The Russians made a “top-level approach” to the Chinese “that together they might sell big chunks of their GSE holdings to force the U.S. to use its emergency authorities to prop up these companies,” Paulson said.

“The report was deeply troubling — heavy selling could create a sudden loss of confidence in the GSEs and shake the capital markets,” Paulson wrote. “I waited till I was back home and in a secure environment to inform the president.”

I am not sure where the US is most vulnerable to a Russian attack, but you have to assume that Putin is busy trying to find the weak spot. The market has not discounted any sort of retaliation. I think the market is being short sighted.

However, even if I am wrong about a Russian counter offensive, either militarily or financially, the Obama administration might have started a ball rolling that they will soon desperately wish they could stop. Although the stock market bulls will tell you that the last six months of gains are the result of improving fundamentals, I refuse to buy into that notion. The financial system is dangerously perched on an ever increasing mountain of Central Bank balance sheet expansion. The response to the 2007/8 credit crisis has been to blow an even bigger bubble.

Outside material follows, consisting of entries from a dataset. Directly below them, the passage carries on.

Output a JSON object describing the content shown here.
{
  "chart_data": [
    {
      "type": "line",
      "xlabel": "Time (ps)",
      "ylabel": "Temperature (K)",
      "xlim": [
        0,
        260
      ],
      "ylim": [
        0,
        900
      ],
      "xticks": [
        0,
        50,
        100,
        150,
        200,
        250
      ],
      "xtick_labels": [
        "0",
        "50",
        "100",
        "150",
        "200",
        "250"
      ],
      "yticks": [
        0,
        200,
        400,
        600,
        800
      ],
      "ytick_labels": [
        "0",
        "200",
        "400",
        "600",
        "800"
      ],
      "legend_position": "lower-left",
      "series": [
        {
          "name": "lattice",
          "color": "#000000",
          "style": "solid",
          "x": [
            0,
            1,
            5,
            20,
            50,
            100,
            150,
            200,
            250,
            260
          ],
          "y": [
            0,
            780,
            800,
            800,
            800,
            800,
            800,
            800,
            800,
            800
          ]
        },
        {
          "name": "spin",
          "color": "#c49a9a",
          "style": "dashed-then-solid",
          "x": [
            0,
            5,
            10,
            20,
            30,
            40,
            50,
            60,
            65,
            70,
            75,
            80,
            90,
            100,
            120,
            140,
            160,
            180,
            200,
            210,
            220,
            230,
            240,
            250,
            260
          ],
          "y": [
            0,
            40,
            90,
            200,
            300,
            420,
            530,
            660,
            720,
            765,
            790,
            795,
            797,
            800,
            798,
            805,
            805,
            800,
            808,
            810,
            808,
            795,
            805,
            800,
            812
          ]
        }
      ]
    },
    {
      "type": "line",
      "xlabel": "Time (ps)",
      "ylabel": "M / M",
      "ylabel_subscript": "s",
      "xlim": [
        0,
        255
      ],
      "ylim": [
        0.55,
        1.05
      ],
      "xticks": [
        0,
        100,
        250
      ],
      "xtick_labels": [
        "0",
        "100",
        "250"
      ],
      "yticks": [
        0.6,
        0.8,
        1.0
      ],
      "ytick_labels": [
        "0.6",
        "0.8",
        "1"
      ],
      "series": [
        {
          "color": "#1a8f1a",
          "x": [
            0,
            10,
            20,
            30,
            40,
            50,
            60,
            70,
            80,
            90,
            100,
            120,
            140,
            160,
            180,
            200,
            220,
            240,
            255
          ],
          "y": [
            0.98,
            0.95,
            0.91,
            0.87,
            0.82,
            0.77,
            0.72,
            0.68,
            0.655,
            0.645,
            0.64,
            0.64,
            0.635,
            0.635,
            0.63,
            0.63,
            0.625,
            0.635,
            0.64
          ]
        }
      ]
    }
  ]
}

I know there are lots of arguments of why this isn’t a bubble – ignore them. Bubbles always seem justified when you are in them. Just like the shale oil guys had all sorts of reasons why their boom wasn’t a bubble, eventually reality sets in and the truth cannot be ignored.

Obama has probably over estimated the strength of the US economy. He has probably fooled himself into believing that the Russian fallout will not infect the US markets. I suspect he is wrong. Once these things start to unwind, they are very difficult to stop.

I am not saying that you should run out this morning and start hitting bids. I am not sure if the bulls are going to be able to defend these levels for year end markings or not. But I do know that over the long run, the markets are ill prepared for any sort of reaction from Putin, and they have underestimated the contagion effects of the economic collapse that the US has unleashed on Russia.